Os modelos de crescimento convencionais postulam que os países mais atrasados ​​devem crescer mais rapidamente do que aqueles que estão em melhor situação, porque já experimentaram os seus processos de crescimento anteriormente. A industrialização da Ásia Oriental, que supostamente emulou o crescimento europeu anterior, apoia esta noção. Em muitos países de baixo rendimento, o crescimento abrandou desde o início deste século. O citado documento do Banco Mundial conclui que "os mil milhões mais pobres, os mil milhões mais pobres, têm sido os que estão em pior situação", uma vez que a produção per capita quase não aumentou nos seus países e, consequentemente, não conheceram a convergência que se estende aos outros. Embora alguns estudos sugiram uma convergência geral de rendimentos, os mais pobres do mundo estão agora numa situação relativamente pior. Atualmente, os mil milhões mais pobres estão a ser “deixados para trás”, enquanto o número daqueles que vivem em pobreza extrema poderá estar novamente a aumentar.

A situação piorou desde 2022. Além do colapso dos preços das matérias-primas desde 2015, os efeitos devastadores causados ​​pela pandemia de Covid-19, as guerras na Ucrânia e em Gaza e as sanções unilaterais impostas por razões puramente geopolíticas garantiram a atual situação de prolongada estagnação.

É provável que os rendimentos dos países e das pessoas mais pobres do mundo continuem a ficar para trás, mesmo que apenas relativamente, apesar de alguma convergência entre países. A situação piorou desde 2022. Além do colapso dos preços das matérias-primas desde 2015, os efeitos devastadores causados ​​pela pandemia de Covid-19, as guerras na Ucrânia e em Gaza e as sanções unilaterais impostas por razões puramente geopolíticas garantiram a actual situação de prolongada estagnação.
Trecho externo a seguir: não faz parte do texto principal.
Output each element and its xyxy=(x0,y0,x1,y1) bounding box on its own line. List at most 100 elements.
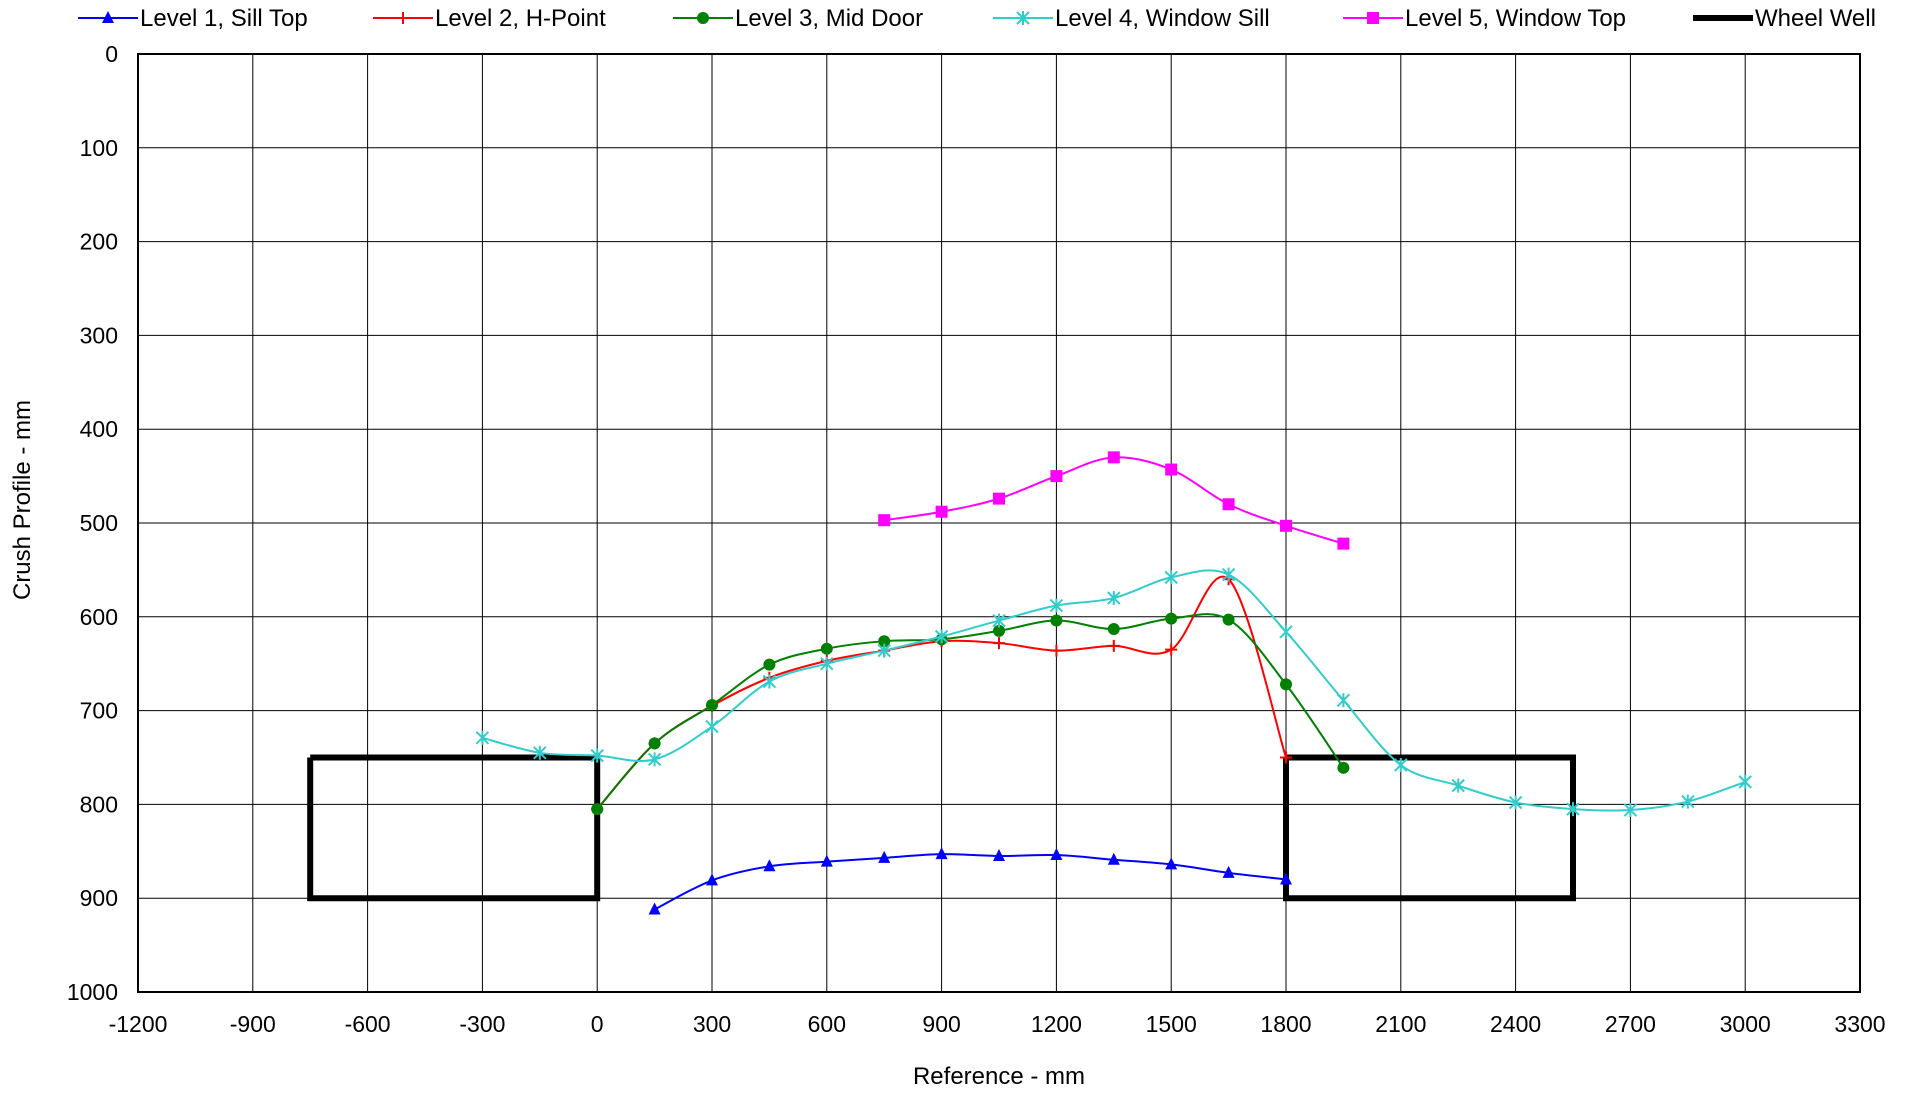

Os países do bilião mais pobre não dispõem de condições políticas e fiscais para enfrentar, e muito menos para resolver, as crises de dívida iminentes que surgem no horizonte. A situação também foi agravada pelas restrições de crédito e pelas elevadas taxas de juro fixadas pela Reserva Federal dos EUA. Apesar de há décadas reconhecer as características dos países de baixo rendimento, o Banco Mundial ainda não desenvolveu estratégias, políticas e meios para superar a sua pobreza. Não está claro por que razão aceitou o nome do bilião mais pobre para designar o bilião de habitantes mais pobres do planeta, quando, ao mesmo tempo, não foi capaz de melhorar nem um pouco a nossa compreensão da pobreza.